On my frequent hikes I liked to imagine the Waldorfs and Astors riding through the same air I was breathing. I liked to stand atop the embankments and look out over the creek beds. My mind often wandered to the men who built the rail, hauling these stones hither and yon via mule wagons and carving out the stone for the trestles. Maybe they sat on this rock and ate lunch with weathered, strong, scarred, filthy hands. The back breaking work in the southern heat, the valley winter, so wealthy financiers and blue bloods could find solace in pools of mineral water.

And it was all for naught , because, as I stood there, all that was left were stones the mountain would eventually reclaim into herself.

Occasionally I thought I felt a presence watching me, but I would shrug it off as another hiker up on the bluff or down below along Fagan Creek. Every now and then I caught the bright colors of Patagonia backpacks or a North Face jacket, but I recall every so often I would just barely catch a shadow out of the corner of my eye, paralleling my progress on the trail.

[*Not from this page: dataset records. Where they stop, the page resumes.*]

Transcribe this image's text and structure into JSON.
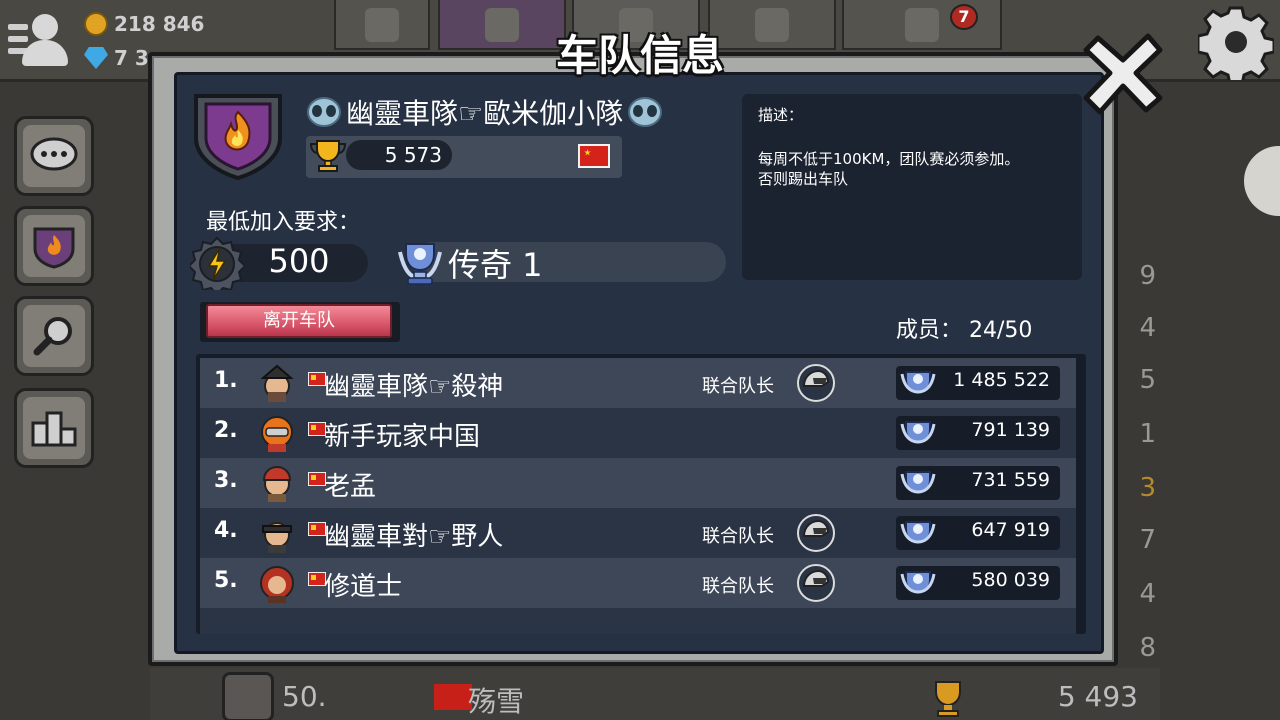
{
  "hud": {
    "coins": "218 846",
    "gems": "7 3",
    "notification_count": "7"
  },
  "dialog": {
    "title": "车队信息",
    "team": {
      "name": "幽靈車隊☞歐米伽小隊",
      "trophies": "5 573",
      "country_flag": "china-flag-icon"
    },
    "requirements": {
      "label": "最低加入要求：",
      "power": "500",
      "league": "传奇 1"
    },
    "leave_button": "离开车队",
    "members_label": "成员：  24/50",
    "description": {
      "label": "描述：",
      "text_line1": "每周不低于100KM，团队赛必须参加。",
      "text_line2": "否则踢出车队"
    }
  },
  "members": [
    {
      "rank": "1.",
      "name": "幽靈車隊☞殺神",
      "role": "联合队长",
      "score": "1 485 522"
    },
    {
      "rank": "2.",
      "name": "新手玩家中国",
      "role": "",
      "score": "791 139"
    },
    {
      "rank": "3.",
      "name": "老孟",
      "role": "",
      "score": "731 559"
    },
    {
      "rank": "4.",
      "name": "幽靈車對☞野人",
      "role": "联合队长",
      "score": "647 919"
    },
    {
      "rank": "5.",
      "name": "修道士",
      "role": "联合队长",
      "score": "580 039"
    }
  ],
  "background_row": {
    "rank": "50.",
    "name": "殇雪",
    "score": "5 493"
  },
  "background_side_numbers": [
    "9",
    "4",
    "5",
    "1",
    "3",
    "7",
    "4",
    "8"
  ],
  "colors": {
    "panel": "#263143",
    "frame": "#a9aba9",
    "leave_button": "#d9566a",
    "flag_red": "#d3231a"
  }
}
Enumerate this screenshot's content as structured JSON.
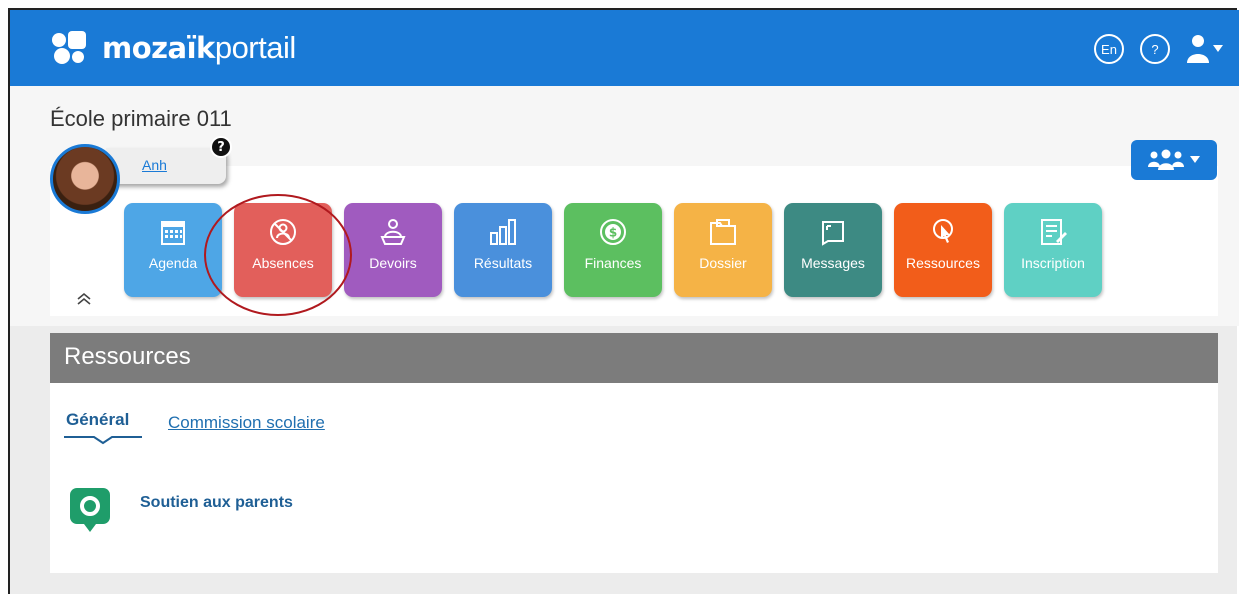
{
  "app": {
    "brand_bold": "mozaïk",
    "brand_light": "portail"
  },
  "top_bar": {
    "language_label": "En",
    "help_label": "?",
    "color": "#1a7ad6"
  },
  "school": {
    "name": "École primaire 011"
  },
  "student": {
    "name": "Anh",
    "help_badge": "?"
  },
  "tiles": [
    {
      "label": "Agenda",
      "icon": "calendar-icon",
      "color": "#4ea6e6"
    },
    {
      "label": "Absences",
      "icon": "absence-person-icon",
      "color": "#e25f5b"
    },
    {
      "label": "Devoirs",
      "icon": "homework-person-icon",
      "color": "#a05bbf"
    },
    {
      "label": "Résultats",
      "icon": "bar-chart-icon",
      "color": "#4a90dc"
    },
    {
      "label": "Finances",
      "icon": "dollar-coin-icon",
      "color": "#5cbf60"
    },
    {
      "label": "Dossier",
      "icon": "folder-icon",
      "color": "#f5b346"
    },
    {
      "label": "Messages",
      "icon": "message-note-icon",
      "color": "#3d8a83"
    },
    {
      "label": "Ressources",
      "icon": "resource-pointer-icon",
      "color": "#f25d1a"
    },
    {
      "label": "Inscription",
      "icon": "form-edit-icon",
      "color": "#5fd0c4"
    }
  ],
  "panel": {
    "title": "Ressources",
    "tabs": [
      {
        "label": "Général",
        "active": true
      },
      {
        "label": "Commission scolaire",
        "active": false
      }
    ],
    "items": [
      {
        "label": "Soutien aux parents",
        "icon": "support-bubble-icon",
        "color": "#1f9d6a"
      }
    ]
  }
}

I hiked a lot up there. After my divorce I discovered that exercise does amazing things to cure depression. The brain creates chemicals that alter mood. Good and bad. Hiking produced mostly good.

The new job was not going well, I was effectively homeless, and I had given up my kids. Every day seemed gray and cold, through and through, so every morning I determined I should make a hike in these woods on the Mountain of Health.

I’ll never forget the amazement of discovering Three Caves. Early spring one year I decided to take Alms House trail as far as I could. After three or so miles I noticed what appeared to be a clearing after a short rise. The closer I got I noticed manmade lines breaking the fractals of trees and bushes. These lines became a railing and I wondered what could possibly be on the other side. I was shocked to find the quarry that is Three Caves.

A deep gash into the mountain floor led to three, huge gaping holes in the mountain side.

In the early 1800’s the stone for the Madison county courthouse was quarried here. They used “room and pillar” mining in which the miners would dig out huge cavernous rooms, leaving enormous pillars to hold up the roof of the mine. This left what was essentially one gigantic open face separated by two pillars. Hence the name, “Three Caves.”

The caves were gaping holes in the mountainside, and like a tracheotomy, she would breath through the artificial chasm. A humid breeze flowed in and around the pillars and occasionally she might blow you a kiss as you wandered near.

There had been signs warning that it was prohibited to go into the great halls of Three Caves. The ceiling was failing. I wanted so badly to go in, but unfortunately I was no fearless adventurer, no matter how many hiking trips on marked trails less than a mile in any given direction from someone’s house.